“I hope you’re not expecting a friends and family discount,” I say with a small smile.
“I hope that’s a joke.”
“Of course not. I take my job very seriously.”
He lets out a deep sigh. “So this is what you are now, Kat? A fucking stripper?”
“We prefer the term dancer.”
“Call it what you want. Doesn’t change what you are.” His eyes drop down my body. A heavy stare. A ghost of a kiss brushing against me. Stripped down. Spread out. Bare. Axe does that—undresses me—with one fucking look. “And you look ridiculous in that fucking outfit.”
“I think we both know I don’t.”
“If this is about money—”
“It’s not.”
He pauses, watching me. Another stretch of silence. He’s doing it on purpose. Forcing me to stew in the words not said between us, letting me suffer in the quiet.
“No,” he says, cocking his head. “It wouldn’t be about money with you, would it? This get your heart beating, Kat? Is that it?”
I narrow my eyes. “Why are you here, Axe? And what do I need to do to get you to leave?”
A low chuckle rumbles in his chest, and he sidesteps me as he wanders the small room, observing, inspecting, hands dug deep into the pockets of his jacket. His attention slides to the silver gleam of the pole before moving to the black leather couches. “Gotta be it, right? A silly little thrill. Something to sate all the obvious daddy issues you got goin’ on in that sweet little head of yours.”
If he feels the ice of my glare, he doesn’t let on. Daddy issues. Right. I didn’t have a father, so it must be why I do the things I do, why I crave the touch of men like Jesse and Axe—men who are wrong for me, who are too old. Who do bad things but who look so goddamn good in leather. Men who make me feel. Men who live loud.
And what the hell is wrong with wanting that?
I never met my father, not really. I was barely walking when he died. But Triss is ten years older than me. She has all kinds of memories and experiences to keep her company. She knows what his laugh sounded like, how his pancakes tasted. We look like him, she says, and my mother thought so too. Triss says that’s why she couldn’t look at us, why she pretended we didn’t exist.
“Axe,” I grit. “Tell me what you want or fucking leave.”
“Easy, Kitty,” he says, his voice another low growl. His eyes lock back on mine, the weight of them making me shift uncomfortably. That stupid stare and that stupid face that I really want to fucking punch. “So, what? You were just gonna take your clothes off for that stupid little fuck? What the hell would you have done if I hadn’t come in here?”
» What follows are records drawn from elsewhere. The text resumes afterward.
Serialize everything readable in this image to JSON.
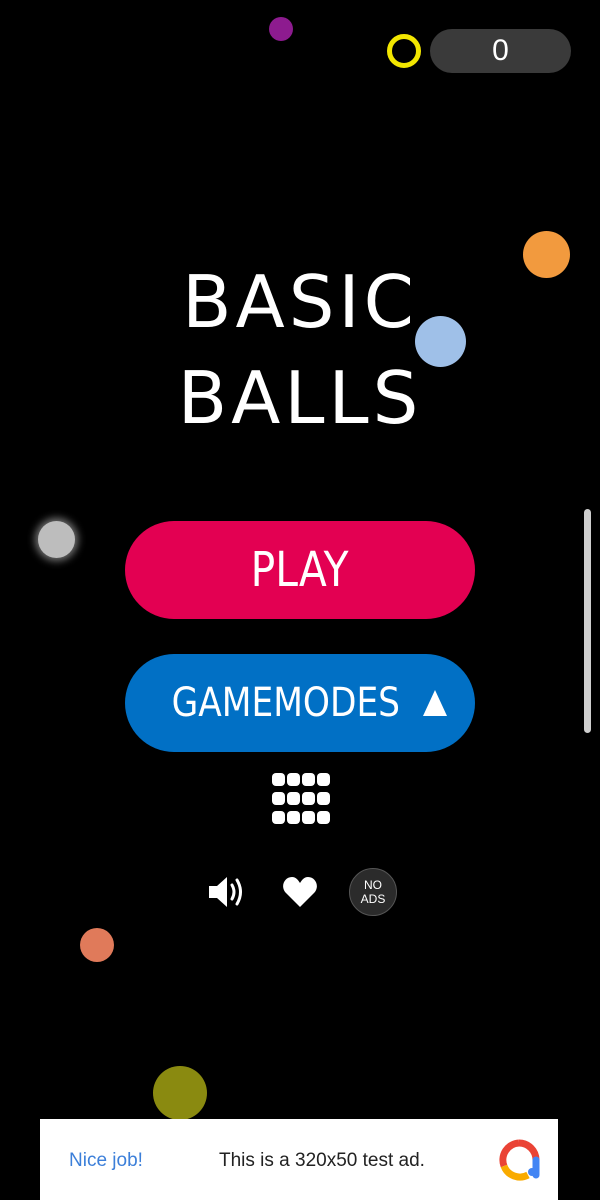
{
  "header": {
    "score": "0",
    "coin_icon": "coin-ring-icon",
    "coin_color": "#f2e600"
  },
  "title": {
    "line1": "BASIC",
    "line2": "BALLS"
  },
  "buttons": {
    "play": {
      "label": "PLAY",
      "color": "#e30052"
    },
    "gamemodes": {
      "label": "GAMEMODES",
      "icon": "arrow-up-icon",
      "color": "#0170c5"
    }
  },
  "menu": {
    "grid_icon": "grid-menu-icon",
    "sound_icon": "sound-on-icon",
    "heart_icon": "heart-icon",
    "no_ads": {
      "line1": "NO",
      "line2": "ADS"
    }
  },
  "ad": {
    "left_text": "Nice job!",
    "main_text": "This is a 320x50 test ad.",
    "logo_icon": "ad-provider-logo-icon"
  },
  "decor_balls": [
    {
      "color": "#8d1b8f"
    },
    {
      "color": "#f29a3e"
    },
    {
      "color": "#9fc0e8"
    },
    {
      "color": "#bdbdbd"
    },
    {
      "color": "#e07a5a"
    },
    {
      "color": "#8a8a10"
    }
  ]
}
I snort. “The same thing I do every time I’m up here. That’s what these rooms are for.”
There’s a tic in his jaw, and he clenches his fist, eyeing that couch again. “Show me.”
“Sh-show you… what?”
“Show me what that asshole would have gotten if I hadn’t walked in here.”
My heart drops into my stomach. “Now who’s joking.”
He crosses his arms over his chest. “I take strippers very seriously. Sorry, dancers.”
It’s a bluff, obviously. And he assumes I’ll back down. But Kat Danforth never backs down.
Mimicking his posture, I lift my chin. “I don’t work for free.”
Axe dips his hand into the back pocket of his dark jeans, pulls out his wallet, and slides out a hundred-dollar bill. I stare at it, waiting for him to concede, to wave a goddamn white flag and fucking leave. But like me, he doesn’t let up. That’s not the kind of man he is.
Axel Donovan never backs down.
“Show me what you’ll do for a hundred bucks, Kat.”
His arrogant tone should offend me. Tell me how much of yourself you’ll sell. That’s what he’s really saying. Show me how little you think of yourself. Show me how far I can get. It should piss me off. But then that thump in my chest is back. That hitch in my breath, that high. The one I’ve never been able to resist chasing. Even if he’s the one making me feel this way.